The feedback loop is the key feature. If I mark “The Diplomat” as something I’m very interested in and “Foundation” as something I’m not interested in, the next recommendation round knows to lean towards political thrillers and away from hard sci-fi. This iterative refinement is far more useful than a single static recommendation.

Technical Decisions

Why SSE instead of WebSockets?

SSE is simpler for this use case. We’re only streaming in one direction (server to client), and SSE has native browser support with automatic reconnection. WebSockets would be overkill.

Why parse titles from the response?

I considered having the LLM return structured JSON, but that complicates streaming. With the TITLES: pattern, we can stream the natural language response and extract structure at the end. The trade-off is that parsing is fragile, but in practice it works reliably.

Why Claude over GPT?

Personal preference. Claude’s responses feel more thoughtful for recommendation tasks, and the streaming API is clean. The abstraction layer means I can switch if that changes.

Cost

I’ve put $10 of API credit into Swanson. At current Claude Sonnet pricing, that should last a while. Each recommendation request uses roughly 1,500-2,000 tokens (mostly from the viewing history context), which works out to a fraction of a cent per request.

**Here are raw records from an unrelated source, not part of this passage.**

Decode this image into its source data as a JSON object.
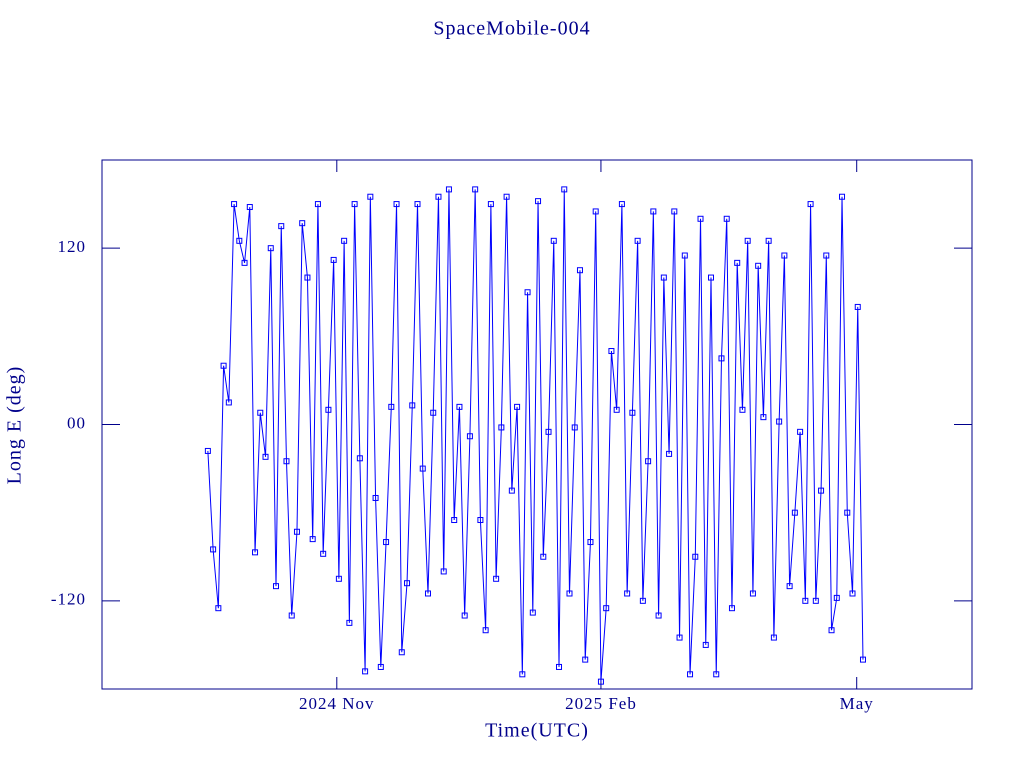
{
  "chart_data": {
    "type": "line",
    "title": "SpaceMobile-004",
    "x_label": "Time(UTC)",
    "y_label": "Long E (deg)",
    "color": "#0000ff",
    "axis_color": "#00008b",
    "markers": "square",
    "x": [
      2024.71,
      2024.715,
      2024.72,
      2024.725,
      2024.73,
      2024.735,
      2024.74,
      2024.745,
      2024.75,
      2024.755,
      2024.76,
      2024.765,
      2024.77,
      2024.775,
      2024.78,
      2024.785,
      2024.79,
      2024.795,
      2024.8,
      2024.805,
      2024.81,
      2024.815,
      2024.82,
      2024.825,
      2024.83,
      2024.835,
      2024.84,
      2024.845,
      2024.85,
      2024.855,
      2024.86,
      2024.865,
      2024.87,
      2024.875,
      2024.88,
      2024.885,
      2024.89,
      2024.895,
      2024.9,
      2024.905,
      2024.91,
      2024.915,
      2024.92,
      2024.925,
      2024.93,
      2024.935,
      2024.94,
      2024.945,
      2024.95,
      2024.955,
      2024.96,
      2024.965,
      2024.97,
      2024.975,
      2024.98,
      2024.985,
      2024.99,
      2024.995,
      2025,
      2025.005,
      2025.01,
      2025.015,
      2025.02,
      2025.025,
      2025.03,
      2025.035,
      2025.04,
      2025.045,
      2025.05,
      2025.055,
      2025.06,
      2025.065,
      2025.07,
      2025.075,
      2025.08,
      2025.085,
      2025.09,
      2025.095,
      2025.1,
      2025.105,
      2025.11,
      2025.115,
      2025.12,
      2025.125,
      2025.13,
      2025.135,
      2025.14,
      2025.145,
      2025.15,
      2025.155,
      2025.16,
      2025.165,
      2025.17,
      2025.175,
      2025.18,
      2025.185,
      2025.19,
      2025.195,
      2025.2,
      2025.205,
      2025.21,
      2025.215,
      2025.22,
      2025.225,
      2025.23,
      2025.235,
      2025.24,
      2025.245,
      2025.25,
      2025.255,
      2025.26,
      2025.265,
      2025.27,
      2025.275,
      2025.28,
      2025.285,
      2025.29,
      2025.295,
      2025.3,
      2025.305,
      2025.31,
      2025.315,
      2025.32,
      2025.325,
      2025.33,
      2025.335
    ],
    "values": [
      -18,
      -85,
      -125,
      40,
      15,
      150,
      125,
      110,
      148,
      -87,
      8,
      -22,
      120,
      -110,
      135,
      -25,
      -130,
      -73,
      137,
      100,
      -78,
      150,
      -88,
      10,
      112,
      -105,
      125,
      -135,
      150,
      -23,
      -168,
      155,
      -50,
      -165,
      -80,
      12,
      150,
      -155,
      -108,
      13,
      150,
      -30,
      -115,
      8,
      155,
      -100,
      160,
      -65,
      12,
      -130,
      -8,
      160,
      -65,
      -140,
      150,
      -105,
      -2,
      155,
      -45,
      12,
      -170,
      90,
      -128,
      152,
      -90,
      -5,
      125,
      -165,
      160,
      -115,
      -2,
      105,
      -160,
      -80,
      145,
      -175,
      -125,
      50,
      10,
      150,
      -115,
      8,
      125,
      -120,
      -25,
      145,
      -130,
      100,
      -20,
      145,
      -145,
      115,
      -170,
      -90,
      140,
      -150,
      100,
      -170,
      45,
      140,
      -125,
      110,
      10,
      125,
      -115,
      108,
      5,
      125,
      -145,
      2,
      115,
      -110,
      -60,
      -5,
      -120,
      150,
      -120,
      -45,
      115,
      -140,
      -118,
      155,
      -60,
      -115,
      80,
      -160
    ],
    "xlim": [
      2024.609,
      2025.439
    ],
    "xticks": [
      {
        "value": 2024.833,
        "label": "2024 Nov"
      },
      {
        "value": 2025.085,
        "label": "2025 Feb"
      },
      {
        "value": 2025.329,
        "label": "May"
      }
    ],
    "ylim": [
      -180,
      180
    ],
    "yticks": [
      -120,
      {
        "value": 0,
        "label": "00"
      },
      120
    ]
  }
}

I’ll keep an eye on usage, but for a personal tool used a few times a week, the economics work.

What’s Next

This is version one. Some things I’m considering:

Caching similar queries: If I ask the same question twice within a session, skip the LLM call
Better feedback persistence: Currently feedback only persists within a session. Cross-session learning would be valuable
Collaborative filtering: Compare my viewing history against other users (if I ever open this up to others)
Watch party mode: Recommendations specifically optimised for group viewing

For now, though, it solves the immediate problem. When I’m at my mum’s house and we need something to watch, I can pull out my phone, filter to our shared viewing history, and get tailored suggestions in seconds.

The source code is part of whatisonthe.tv on GitHub. Swanson lives in the backend/app/api/swanson.py and frontend/src/routes/swanson/ directories.